A SHARPNESS-AWARE FEDERATED LEARNING FRAMEWORK WITH MC-DROPOUT FOR CNN-BASED MALWARE CLASSIFICATION TO MITIGATE OVERFITTING AND MODEL UNCERTAINTY IN HETEROGENEOUS ENVIRONMENTS
Abstract
Machine learning techniques are not yet widely applicable in the field of malware detection, especially because of data heterogeneity, privacy issues, and the overfitting problem of the model. The presented paper introduces an innovative federated learning framework that combines CNN-based models with Sharpness Aware Minimization (SAM) and Monte Carlo Dropout (MC-Dropout) that overcome these issues.

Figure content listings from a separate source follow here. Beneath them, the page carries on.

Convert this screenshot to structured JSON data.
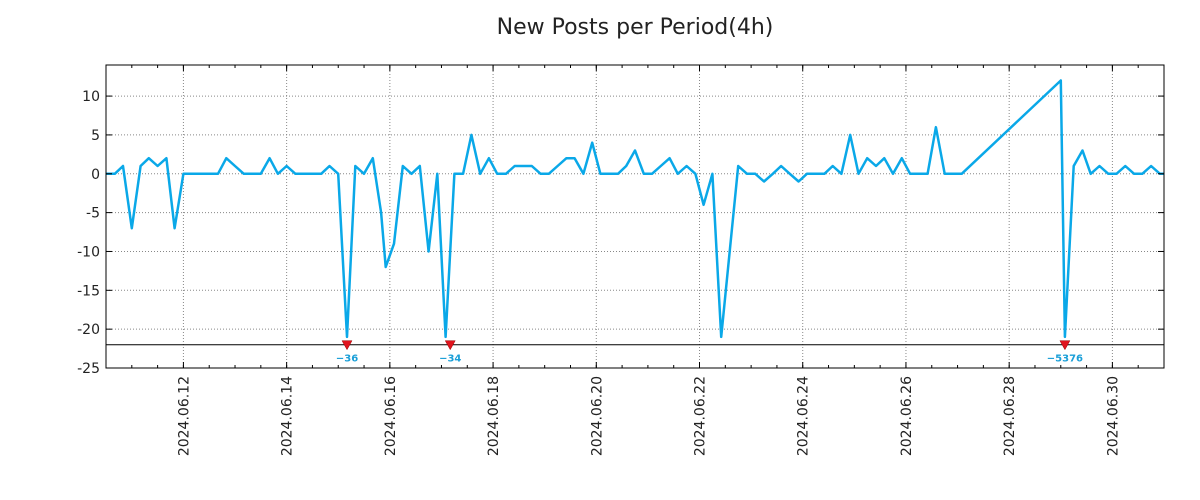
{
  "chart_data": {
    "type": "line",
    "title": "New Posts per Period(4h)",
    "xlabel": "",
    "ylabel": "",
    "ylim": [
      -25,
      14
    ],
    "yticks": [
      10,
      5,
      0,
      -5,
      -10,
      -15,
      -20,
      -25
    ],
    "xrange_days": [
      10.5,
      31.0
    ],
    "xticks": [
      {
        "day": 12,
        "label": "2024.06.12"
      },
      {
        "day": 14,
        "label": "2024.06.14"
      },
      {
        "day": 16,
        "label": "2024.06.16"
      },
      {
        "day": 18,
        "label": "2024.06.18"
      },
      {
        "day": 20,
        "label": "2024.06.20"
      },
      {
        "day": 22,
        "label": "2024.06.22"
      },
      {
        "day": 24,
        "label": "2024.06.24"
      },
      {
        "day": 26,
        "label": "2024.06.26"
      },
      {
        "day": 28,
        "label": "2024.06.28"
      },
      {
        "day": 30,
        "label": "2024.06.30"
      }
    ],
    "clip_level": -22,
    "grid": true,
    "series": [
      {
        "name": "New Posts",
        "color": "#0aa8e8",
        "points": [
          [
            10.5,
            0
          ],
          [
            10.67,
            0
          ],
          [
            10.83,
            1
          ],
          [
            11.0,
            -7
          ],
          [
            11.17,
            1
          ],
          [
            11.33,
            2
          ],
          [
            11.5,
            1
          ],
          [
            11.67,
            2
          ],
          [
            11.83,
            -7
          ],
          [
            12.0,
            0
          ],
          [
            12.17,
            0
          ],
          [
            12.33,
            0
          ],
          [
            12.5,
            0
          ],
          [
            12.67,
            0
          ],
          [
            12.83,
            2
          ],
          [
            13.0,
            1
          ],
          [
            13.17,
            0
          ],
          [
            13.33,
            0
          ],
          [
            13.5,
            0
          ],
          [
            13.67,
            2
          ],
          [
            13.83,
            0
          ],
          [
            14.0,
            1
          ],
          [
            14.17,
            0
          ],
          [
            14.33,
            0
          ],
          [
            14.5,
            0
          ],
          [
            14.67,
            0
          ],
          [
            14.83,
            1
          ],
          [
            15.0,
            0
          ],
          [
            15.17,
            -21
          ],
          [
            15.33,
            1
          ],
          [
            15.5,
            0
          ],
          [
            15.67,
            2
          ],
          [
            15.83,
            -5
          ],
          [
            15.92,
            -12
          ],
          [
            16.08,
            -9
          ],
          [
            16.25,
            1
          ],
          [
            16.42,
            0
          ],
          [
            16.58,
            1
          ],
          [
            16.75,
            -10
          ],
          [
            16.92,
            0
          ],
          [
            17.08,
            -21
          ],
          [
            17.25,
            0
          ],
          [
            17.42,
            0
          ],
          [
            17.58,
            5
          ],
          [
            17.75,
            0
          ],
          [
            17.92,
            2
          ],
          [
            18.08,
            0
          ],
          [
            18.25,
            0
          ],
          [
            18.42,
            1
          ],
          [
            18.58,
            1
          ],
          [
            18.75,
            1
          ],
          [
            18.92,
            0
          ],
          [
            19.08,
            0
          ],
          [
            19.25,
            1
          ],
          [
            19.42,
            2
          ],
          [
            19.58,
            2
          ],
          [
            19.75,
            0
          ],
          [
            19.92,
            4
          ],
          [
            20.08,
            0
          ],
          [
            20.25,
            0
          ],
          [
            20.42,
            0
          ],
          [
            20.58,
            1
          ],
          [
            20.75,
            3
          ],
          [
            20.92,
            0
          ],
          [
            21.08,
            0
          ],
          [
            21.25,
            1
          ],
          [
            21.42,
            2
          ],
          [
            21.58,
            0
          ],
          [
            21.75,
            1
          ],
          [
            21.92,
            0
          ],
          [
            22.08,
            -4
          ],
          [
            22.25,
            0
          ],
          [
            22.42,
            -21
          ],
          [
            22.75,
            1
          ],
          [
            22.92,
            0
          ],
          [
            23.08,
            0
          ],
          [
            23.25,
            -1
          ],
          [
            23.42,
            0
          ],
          [
            23.58,
            1
          ],
          [
            23.75,
            0
          ],
          [
            23.92,
            -1
          ],
          [
            24.08,
            0
          ],
          [
            24.25,
            0
          ],
          [
            24.42,
            0
          ],
          [
            24.58,
            1
          ],
          [
            24.75,
            0
          ],
          [
            24.92,
            5
          ],
          [
            25.08,
            0
          ],
          [
            25.25,
            2
          ],
          [
            25.42,
            1
          ],
          [
            25.58,
            2
          ],
          [
            25.75,
            0
          ],
          [
            25.92,
            2
          ],
          [
            26.08,
            0
          ],
          [
            26.25,
            0
          ],
          [
            26.42,
            0
          ],
          [
            26.58,
            6
          ],
          [
            26.75,
            0
          ],
          [
            26.92,
            0
          ],
          [
            27.08,
            0
          ],
          [
            29.0,
            12
          ],
          [
            29.08,
            -21
          ],
          [
            29.25,
            1
          ],
          [
            29.42,
            3
          ],
          [
            29.58,
            0
          ],
          [
            29.75,
            1
          ],
          [
            29.92,
            0
          ],
          [
            30.08,
            0
          ],
          [
            30.25,
            1
          ],
          [
            30.42,
            0
          ],
          [
            30.58,
            0
          ],
          [
            30.75,
            1
          ],
          [
            30.92,
            0
          ],
          [
            31.0,
            0
          ]
        ]
      }
    ],
    "clipped_minima": [
      {
        "day": 15.17,
        "label": "−36"
      },
      {
        "day": 17.17,
        "label": "−34"
      },
      {
        "day": 29.08,
        "label": "−5376"
      }
    ]
  }
}
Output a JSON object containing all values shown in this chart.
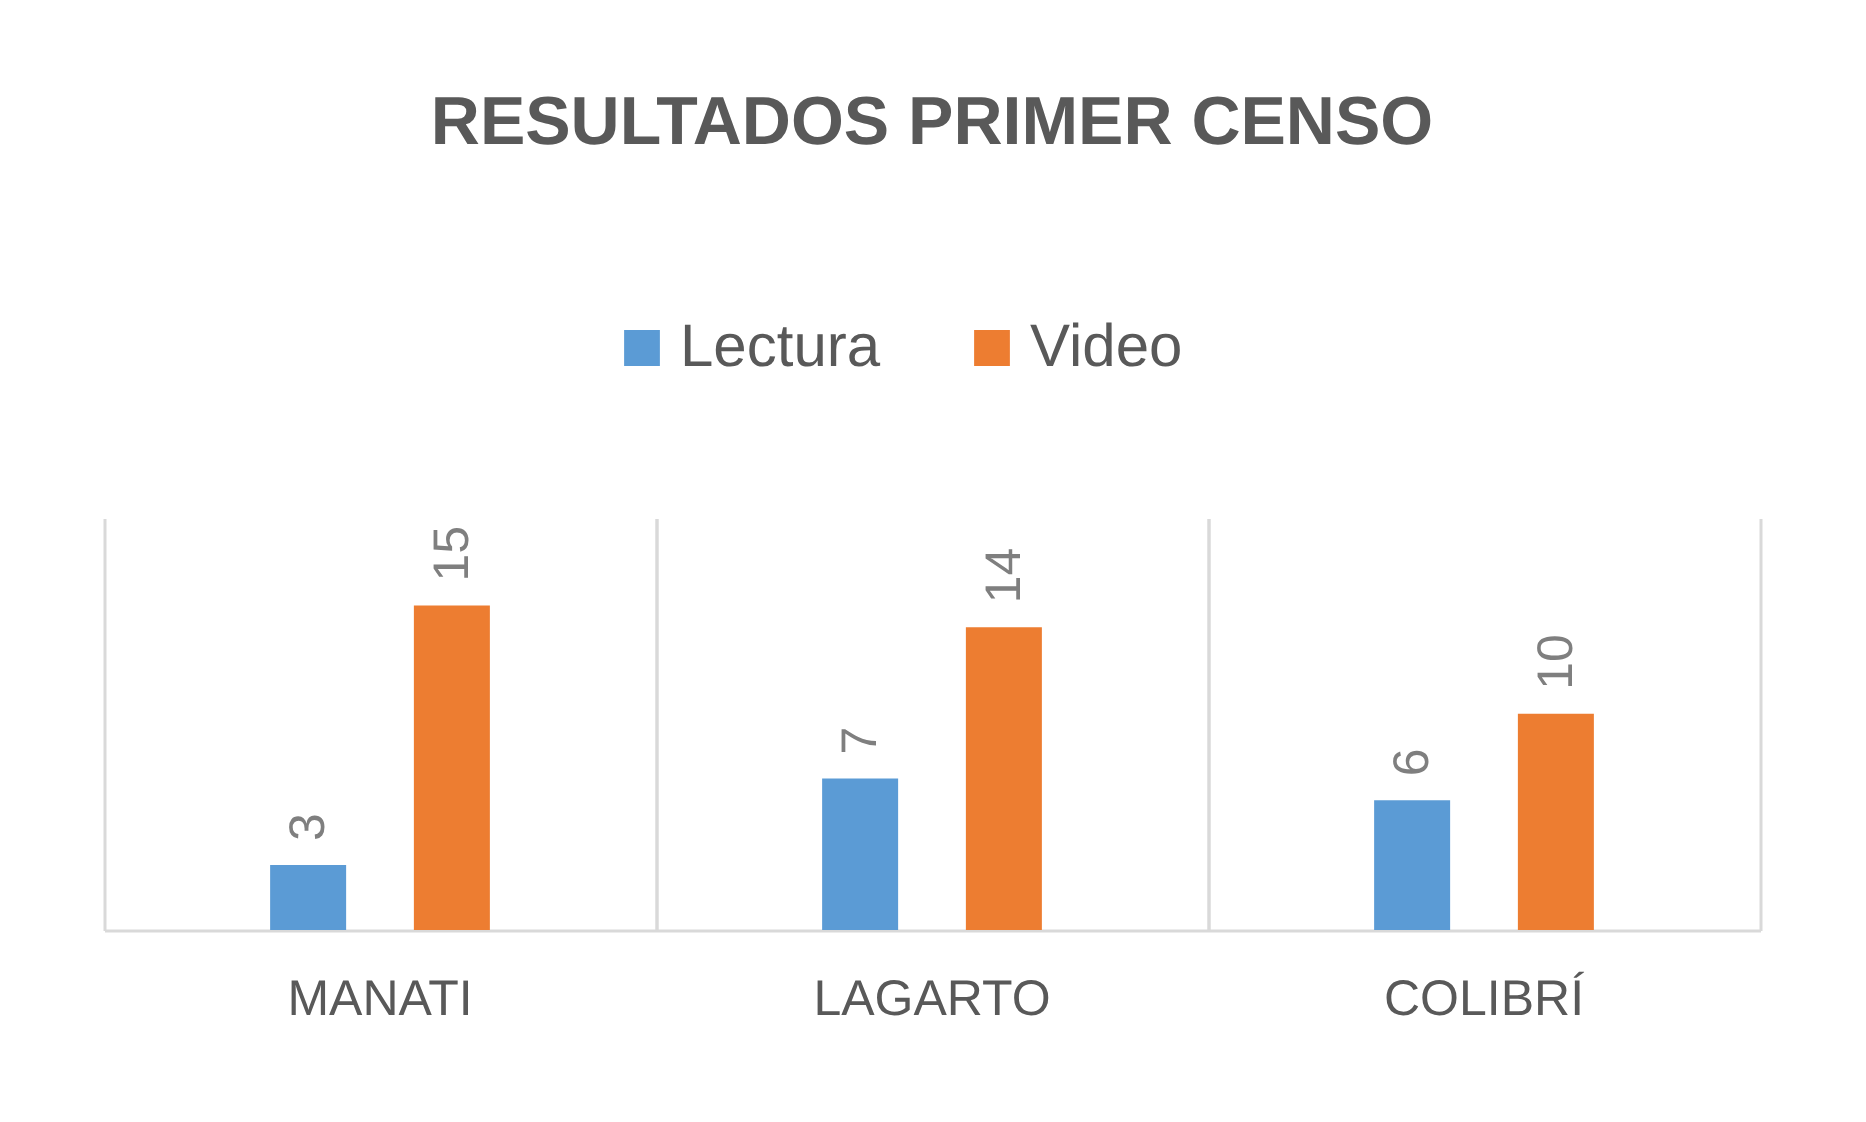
{
  "chart_data": {
    "type": "bar",
    "title": "RESULTADOS PRIMER CENSO",
    "categories": [
      "MANATI",
      "LAGARTO",
      "COLIBRÍ"
    ],
    "series": [
      {
        "name": "Lectura",
        "color": "#5b9bd5",
        "values": [
          3,
          7,
          6
        ]
      },
      {
        "name": "Video",
        "color": "#ed7d31",
        "values": [
          15,
          14,
          10
        ]
      }
    ],
    "data_labels": true,
    "grid": "x",
    "legend": "top"
  }
}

Particularly, the framework is effective operating in decentralized and non-IID settings since it encourages flat minima in the loss landscape, thus boosting model generalization and robustness. Also, predictive uncertainty can be measured due to the utilization of MC-Dropout, a crucial feature when it comes to enhancing the reliability of a decision in the field of cybersecurity. Experimental findings confirm that the suggested method remains considerably superior to the traditional techniques, having high levels of accuracy (up to 99.86%) and precision (99.87%) along with the meaningful estimation of uncertainties. The prospect of unifying the concepts of sharpness-aware optimization and uncertainty quantification under a federated architecture presents a potential solution towards having reliable and privacy-preserved malware detection in heterogenous operational environments.